Given that each variable forms a column and each observation forms a row, we can see that the data is tidy, however, it is not clean. Most of the columns are the correct data type but artists is stored as a list and is not atomic. We will likely be dropping this column anyway since the value of our study comes from predicting how to write and produce a popular song and artist will be a confounding variable since popularity may be from the artist and not necessarily because people like the sound of the song. The data also has categorical variables like whether or not it’s an explicit song so we will need to one hot encode them in order to run ML algorithms on the data.


## Methods
To start off, we will need to do a bit of data cleaning to remove bad data and retain only the columns necessary for our model. Columns like artist will be removed since they're not an audio feature of a song and some artists will be naturally more popular.

Then we will perform initial EDA with basic statistics and visualizations to look for trends.
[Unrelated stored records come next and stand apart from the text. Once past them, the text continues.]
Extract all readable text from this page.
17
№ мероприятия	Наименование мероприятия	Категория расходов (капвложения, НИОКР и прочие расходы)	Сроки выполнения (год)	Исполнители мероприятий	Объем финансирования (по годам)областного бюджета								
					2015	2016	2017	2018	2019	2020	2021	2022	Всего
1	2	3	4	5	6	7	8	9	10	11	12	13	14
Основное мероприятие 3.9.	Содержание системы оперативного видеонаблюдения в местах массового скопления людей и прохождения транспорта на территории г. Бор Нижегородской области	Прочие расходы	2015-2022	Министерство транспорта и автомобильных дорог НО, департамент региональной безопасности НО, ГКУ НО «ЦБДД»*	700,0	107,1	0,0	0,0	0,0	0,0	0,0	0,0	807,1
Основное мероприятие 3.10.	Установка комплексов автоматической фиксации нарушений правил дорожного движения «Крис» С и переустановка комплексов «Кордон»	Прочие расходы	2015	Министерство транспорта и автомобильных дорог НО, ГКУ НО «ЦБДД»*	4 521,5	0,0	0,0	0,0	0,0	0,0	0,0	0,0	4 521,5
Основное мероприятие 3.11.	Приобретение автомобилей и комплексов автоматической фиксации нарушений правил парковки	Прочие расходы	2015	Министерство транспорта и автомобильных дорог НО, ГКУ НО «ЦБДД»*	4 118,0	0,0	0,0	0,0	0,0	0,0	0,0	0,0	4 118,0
In particular, we want to check whether certain types of values for columns are overly represented given that small sample size for some values in features could negatively bias our model.

Preparing for the machine learning process, we will first encode our categorical data such as genre and whether or not the song is explicit. We'll also apply feature scaling to make sure our features are approximately on the same scale. Then we can split our data into train, validation, and test.

Moving onto training, we'll try various regression methods, including linear regression, logistic regression, decision trees, and random forests. We'll test each model on the validation dataset with various error metrics such as mean squared error and do k-fold cross validation.

Lastly, we'll decide on our strongest model and try it on the test dataset. We can conclude what the most important features were according to our model.

## Possible Findings and Implications
Our expectation for our model is that it should do quite well given that we perceive the most popular songs as being similar. For example, genre might be an important feature since genres like "Pop" are often played on the radio and are indeed popular. On the other hand, it might be an interesting finding if genre isn't an important feature. In that case, this would help lots of aspiring artists who believe that they need to stick to specific genres to make it big. They could follow their musical passion instead!

Our model could also be very useful for music producers who might feel pressured to churn out a big song for their artist. The model could predict whether the song would be popular before anyone has even heard it. This would be invaluable in fine tuning the perfect set of attributes since songwriting is so often constrained by whether the public will appreciate it. For example, we think pumping up the danceability in a track might be key to getting it played in dance clubs. But we're also hoping our model might pick up on unexpected features, such as high speechiness potentially being crucial nowadays for blowing up on TikTok.

Understanding what makes a song popular—tapping into our desires as humans—can rejuvenate the music industry. With the rise of streaming services making all types of music accessible in recent years, competition is tougher than ever, but we hope our model can help!